Based upon the type of provider the data for the forms will be returned in a payload, usually with the key of the method name, however the provider can also return other things in the payload.

Now, when you want to work with the data and then return it you can define a button to push back the content to the method again.

- type: button
  properties:
    color: blue
    label: Update & Next
    action: executeProviderMethod
    sourceId: 23894u238o471
    method: attributesToValidate
    payload: dataAttributes

This button shows it will pick up the data attributes from the form and push them back to the payload value “attributesToValidate” and then send that to the method again. In essence returning the exchange object again but now with the updated data attributes from the form.

Whether the provider is sending data the first time or not - the same script is always called.

In order to see how the data form is rendered, refer to the documentation on Cards.

Where do we get to a Data Form?

The location where you can access a data form is based upon the types of data source that are available for that data form, this means you could have more than one source available, allowing the form to be access from more than one location.

Data Forms in the UI

When the data source is configured, it will get parameters based on the how the data form was opened.

How Data Form is Opened Parameters
Opened from a row is a Data Store storeRef - the reference for the data store
dataObjectId - the data object ID that was selected
Opened from a row in a document store (a document family) storeRef - the reference for the document store
documentFamilyId - the data object ID that was selected
Opened from a Data Store storeRef - the reference for the data store


This means that when we first start up the data sources, and we have the properties for them, then we will pass these
properties back to the data form data source to determine if can be used.

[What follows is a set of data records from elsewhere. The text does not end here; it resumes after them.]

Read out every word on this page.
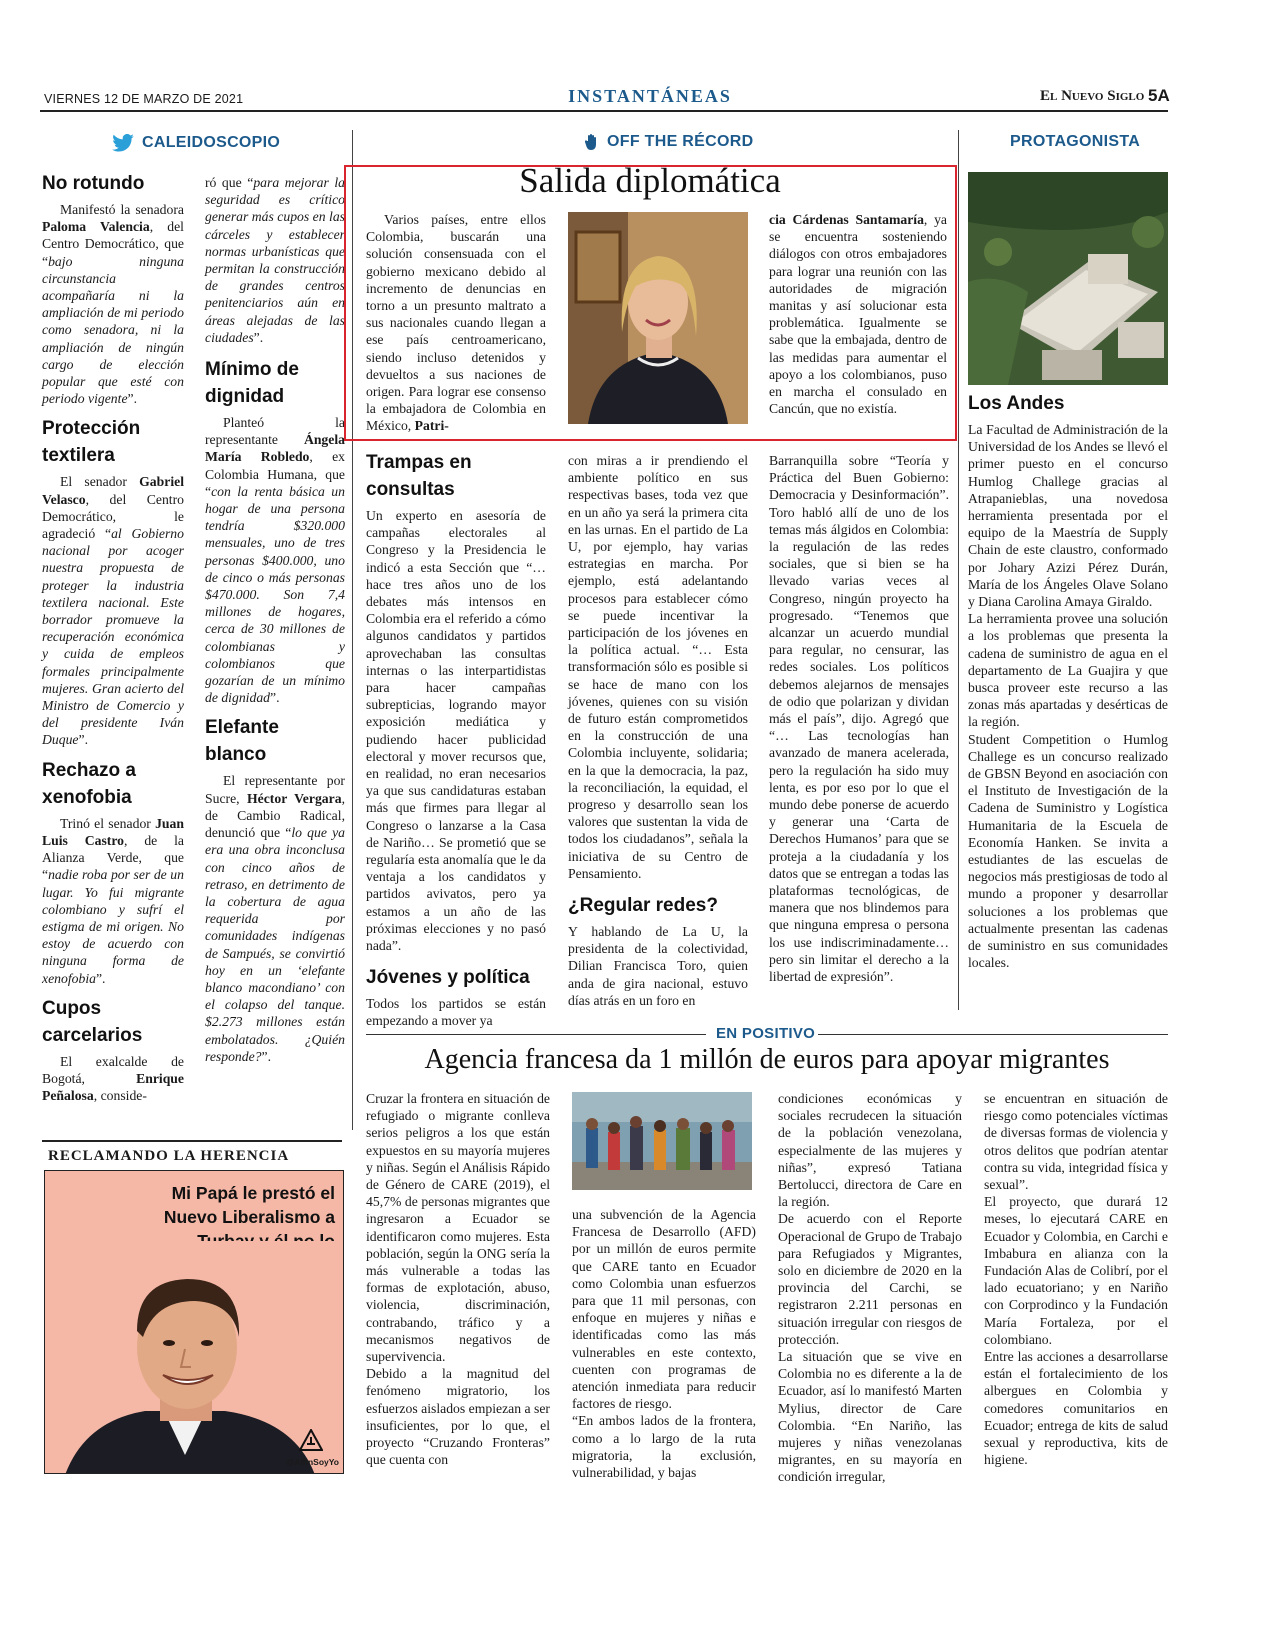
VIERNES 12 DE MARZO DE 2021	INSTANTÁNEAS	El Nuevo Siglo 5A
CALEIDOSCOPIO
No rotundo

Manifestó la senadora Paloma Valencia, del Centro Democrático, que “bajo ninguna circunstancia acompañaría ni la ampliación de mi periodo como senadora, ni la ampliación de ningún cargo de elección popular que esté con periodo vigente”.

Protección textilera

El senador Gabriel Velasco, del Centro Democrático, le agradeció “al Gobierno nacional por acoger nuestra propuesta de proteger la industria textilera nacional. Este borrador promueve la recuperación económica y cuida de empleos formales principalmente mujeres. Gran acierto del Ministro de Comercio y del presidente Iván Duque”.

Rechazo a xenofobia

Trinó el senador Juan Luis Castro, de la Alianza Verde, que “nadie roba por ser de un lugar. Yo fui migrante colombiano y sufrí el estigma de mi origen. No estoy de acuerdo con ninguna forma de xenofobia”.

Cupos carcelarios

El exalcalde de Bogotá, Enrique Peñalosa, conside-

ró que “para mejorar la seguridad es crítico generar más cupos en las cárceles y establecer normas urbanísticas que permitan la construcción de grandes centros penitenciarios aún en áreas alejadas de las ciudades”.

Mínimo de dignidad

Planteó la representante Ángela María Robledo, ex Colombia Humana, que “con la renta básica un hogar de una persona tendría $320.000 mensuales, uno de tres personas $400.000, uno de cinco o más personas $470.000. Son 7,4 millones de hogares, cerca de 30 millones de colombianas y colombianos que gozarían de un mínimo de dignidad”.

Elefante blanco

El representante por Sucre, Héctor Vergara, de Cambio Radical, denunció que “lo que ya era una obra inconclusa con cinco años de retraso, en detrimento de la cobertura de agua requerida por comunidades indígenas de Sampués, se convirtió hoy en un ‘elefante blanco macondiano’ con el colapso del tanque. $2.273 millones están embolatados. ¿Quién responde?”.

RECLAMANDO LA HERENCIA
Mi Papá le prestó el Nuevo Liberalismo a
@AlfinSoyYo
OFF THE RÉCORD
Salida diplomática

Varios países, entre ellos Colombia, buscarán una solución consensuada con el gobierno mexicano debido al incremento de denuncias en torno a un presunto maltrato a sus nacionales cuando llegan a ese país centroamericano, siendo incluso detenidos y devueltos a sus naciones de origen. Para lograr ese consenso la embajadora de Colombia en México, Patri-

cia Cárdenas Santamaría, ya se encuentra sosteniendo diálogos con otros embajadores para lograr una reunión con las autoridades de migración manitas y así solucionar esta problemática. Igualmente se sabe que la embajada, dentro de las medidas para aumentar el apoyo a los colombianos, puso en marcha el consulado en Cancún, que no existía.

Trampas en consultas

Un experto en asesoría de campañas electorales al Congreso y la Presidencia le indicó a esta Sección que “… hace tres años uno de los debates más intensos en Colombia era el referido a cómo algunos candidatos y partidos aprovechaban las consultas internas o las interpartidistas para hacer campañas subrepticias, logrando mayor exposición mediática y pudiendo hacer publicidad electoral y mover recursos que, en realidad, no eran necesarios ya que sus candidaturas estaban más que firmes para llegar al Congreso o lanzarse a la Casa de Nariño… Se prometió que se regularía esta anomalía que le da ventaja a los candidatos y partidos avivatos, pero ya estamos a un año de las próximas elecciones y no pasó nada”.

Jóvenes y política

Todos los partidos se están empezando a mover ya

con miras a ir prendiendo el ambiente político en sus respectivas bases, toda vez que en un año ya será la primera cita en las urnas. En el partido de La U, por ejemplo, hay varias estrategias en marcha. Por ejemplo, está adelantando procesos para establecer cómo se puede incentivar la participación de los jóvenes en la política actual. “… Esta transformación sólo es posible si se hace de mano con los jóvenes, quienes con su visión de futuro están comprometidos en la construcción de una Colombia incluyente, solidaria; en la que la democracia, la paz, la reconciliación, la equidad, el progreso y desarrollo sean los valores que sustentan la vida de todos los ciudadanos”, señala la iniciativa de su Centro de Pensamiento.

¿Regular redes?

Y hablando de La U, la presidenta de la colectividad, Dilian Francisca Toro, quien anda de gira nacional, estuvo días atrás en un foro en

Barranquilla sobre “Teoría y Práctica del Buen Gobierno: Democracia y Desinformación”. Toro habló allí de uno de los temas más álgidos en Colombia: la regulación de las redes sociales, que si bien se ha llevado varias veces al Congreso, ningún proyecto ha progresado. “Tenemos que alcanzar un acuerdo mundial para regular, no censurar, las redes sociales. Los políticos debemos alejarnos de mensajes de odio que polarizan y dividan más el país”, dijo. Agregó que “… Las tecnologías han avanzado de manera acelerada, pero la regulación ha sido muy lenta, es por eso por lo que el mundo debe ponerse de acuerdo y generar una ‘Carta de Derechos Humanos’ para que se proteja a la ciudadanía y los datos que se entregan a todas las plataformas tecnológicas, de manera que nos blindemos para que ninguna empresa o persona los use indiscriminadamente… pero sin limitar el derecho a la libertad de expresión”.

PROTAGONISTA
Los Andes

La Facultad de Administración de la Universidad de los Andes se llevó el primer puesto en el concurso Humlog Challege gracias al Atrapanieblas, una novedosa herramienta presentada por el equipo de la Maestría de Supply Chain de este claustro, conformado por Johary Azizi Pérez Durán, María de los Ángeles Olave Solano y Diana Carolina Amaya Giraldo.

La herramienta provee una solución a los problemas que presenta la cadena de suministro de agua en el departamento de La Guajira y que busca proveer este recurso a las zonas más apartadas y desérticas de la región.

Student Competition o Humlog Challege es un concurso realizado de GBSN Beyond en asociación con el Instituto de Investigación de la Cadena de Suministro y Logística Humanitaria de la Escuela de Economía Hanken. Se invita a estudiantes de las escuelas de negocios más prestigiosas de todo al mundo a proponer y desarrollar soluciones a los problemas que actualmente presentan las cadenas de suministro en sus comunidades locales.

EN POSITIVO
Agencia francesa da 1 millón de euros para apoyar migrantes

Cruzar la frontera en situación de refugiado o migrante conlleva serios peligros a los que están expuestos en su mayoría mujeres y niñas. Según el Análisis Rápido de Género de CARE (2019), el 45,7% de personas migrantes que ingresaron a Ecuador se identificaron como mujeres. Esta población, según la ONG sería la más vulnerable a todas las formas de explotación, abuso, violencia, discriminación, contrabando, tráfico y a mecanismos negativos de supervivencia.

Debido a la magnitud del fenómeno migratorio, los esfuerzos aislados empiezan a ser insuficientes, por lo que, el proyecto “Cruzando Fronteras” que cuenta con

una subvención de la Agencia Francesa de Desarrollo (AFD) por un millón de euros permite que CARE tanto en Ecuador como Colombia unan esfuerzos para que 11 mil personas, con enfoque en mujeres y niñas e identificadas como las más vulnerables en este contexto, cuenten con programas de atención inmediata para reducir factores de riesgo.

“En ambos lados de la frontera, como a lo largo de la ruta migratoria, la exclusión, vulnerabilidad, y bajas

condiciones económicas y sociales recrudecen la situación de la población venezolana, especialmente de las mujeres y niñas”, expresó Tatiana Bertolucci, directora de Care en la región.

De acuerdo con el Reporte Operacional de Grupo de Trabajo para Refugiados y Migrantes, solo en diciembre de 2020 en la provincia del Carchi, se registraron 2.211 personas en situación irregular con riesgos de protección.

La situación que se vive en Colombia no es diferente a la de Ecuador, así lo manifestó Marten Mylius, director de Care Colombia. “En Nariño, las mujeres y niñas venezolanas migrantes, en su mayoría en condición irregular,

se encuentran en situación de riesgo como potenciales víctimas de diversas formas de violencia y otros delitos que podrían atentar contra su vida, integridad física y sexual”.

El proyecto, que durará 12 meses, lo ejecutará CARE en Ecuador y Colombia, en Carchi e Imbabura en alianza con la Fundación Alas de Colibrí, por el lado ecuatoriano; y en Nariño con Corprodinco y la Fundación María Fortaleza, por el colombiano.

Entre las acciones a desarrollarse están el fortalecimiento de los albergues en Colombia y comedores comunitarios en Ecuador; entrega de kits de salud sexual y reproductiva, kits de higiene.
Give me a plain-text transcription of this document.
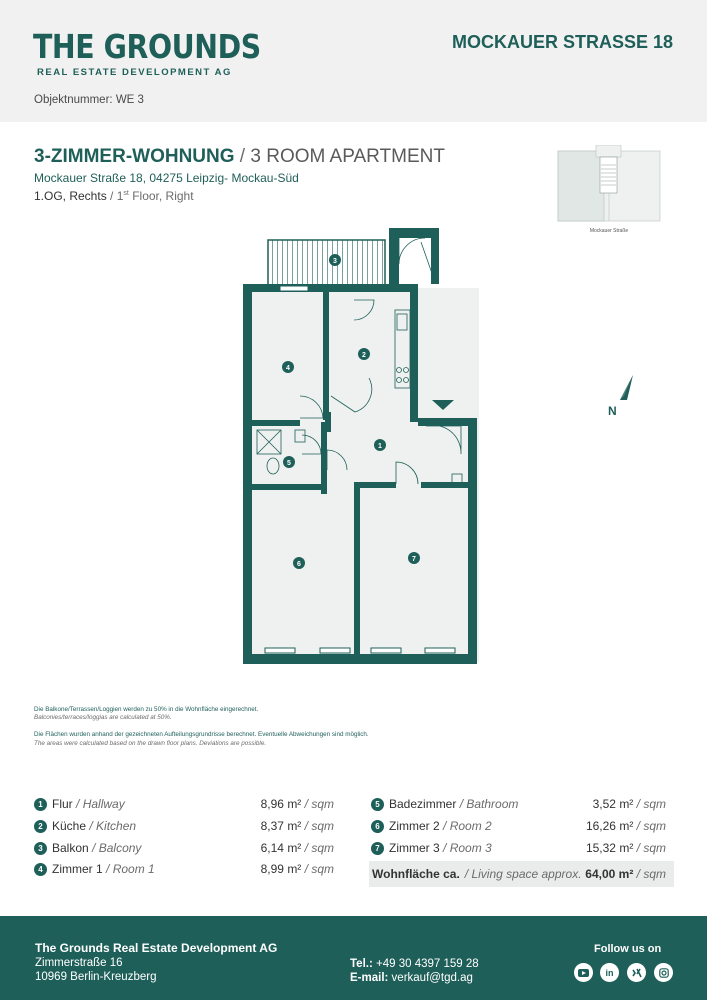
THE GROUNDS
REAL ESTATE DEVELOPMENT AG
MOCKAUER STRASSE 18
Objektnummer: WE 3
3-ZIMMER-WOHNUNG / 3 ROOM APARTMENT
Mockauer Straße 18, 04275 Leipzig- Mockau-Süd
1.OG, Rechts / 1st Floor, Right
Mockauer Straße
3
2
4
1
5
6
7
N
Die Balkone/Terrassen/Loggien werden zu 50% in die Wohnfläche eingerechnet.
Balconies/terraces/loggias are calculated at 50%.
Die Flächen wurden anhand der gezeichneten Aufteilungsgrundrisse berechnet. Eventuelle Abweichungen sind möglich.
The areas were calculated based on the drawn floor plans. Deviations are possible.
1 Flur / Hallway	8,96 m² / sqm
2 Küche / Kitchen	8,37 m² / sqm
3 Balkon / Balcony	6,14 m² / sqm
4 Zimmer 1 / Room 1	8,99 m² / sqm
5 Badezimmer / Bathroom	3,52 m² / sqm
6 Zimmer 2 / Room 2	16,26 m² / sqm
7 Zimmer 3 / Room 3	15,32 m² / sqm
Wohnfläche ca. / Living space approx. 64,00 m² / sqm
The Grounds Real Estate Development AG
Zimmerstraße 16
10969 Berlin-Kreuzberg
Tel.: +49 30 4397 159 28
E-mail: verkauf@tgd.ag
Follow us on
in
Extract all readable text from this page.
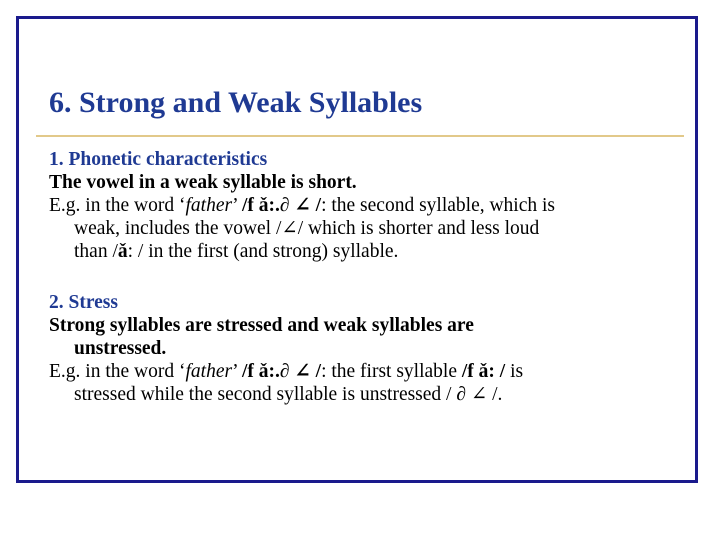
6. Strong and Weak Syllables
1. Phonetic characteristics
The vowel in a weak syllable is short.
E.g. in the word ‘father’ /f ǎ:.∂ ∠ /: the second syllable, which is
weak, includes the vowel /∠/ which is shorter and less loud
than /ǎ: / in the first (and strong) syllable.
2. Stress
Strong syllables are stressed and weak syllables are
unstressed.
E.g. in the word ‘father’ /f ǎ:.∂ ∠ /: the first syllable /f ǎ: / is
stressed while the second syllable is unstressed / ∂ ∠ /.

These are new API’s that exist on the platform for data forms.

Endpoint Purpose
/api/dataForms/{orgSlug}/{slug}/{version}/sources/{sourceId} This URL is a PUT method where you can pass as properties you received when the form was open (properties that were passed based on the way you opened the data form). It will return data source definition metadata. This metadata will tell the UI what is available from the data source.

The metadata will include:
* Will the source return data objects or data attributes
What methods are available for the source
Is the data source valid - based upon the provided properties (for example if you didn’t provide a documentFamilyId - then the documentFamilySource would not be valid)
/api/dataForms/{orgSlug}/{slug}/{version}/sources/{sourceId}/{methodName} This URL is a PUT


This is also implemented with the entry point on the data form
orgSlug: org
slug: data-validation
version: 1.0.0
type: dataForm
name: Data Validation
icon: mdi-archive-search
entrypoints:
  - dataStore

Available entry points are:

Entry Points Description
documentFamily Open the form for a specific document
documentStore Dropdown in the document store (i.e. processing)
dataStore Dropdown in the data store (i.e. extracted data)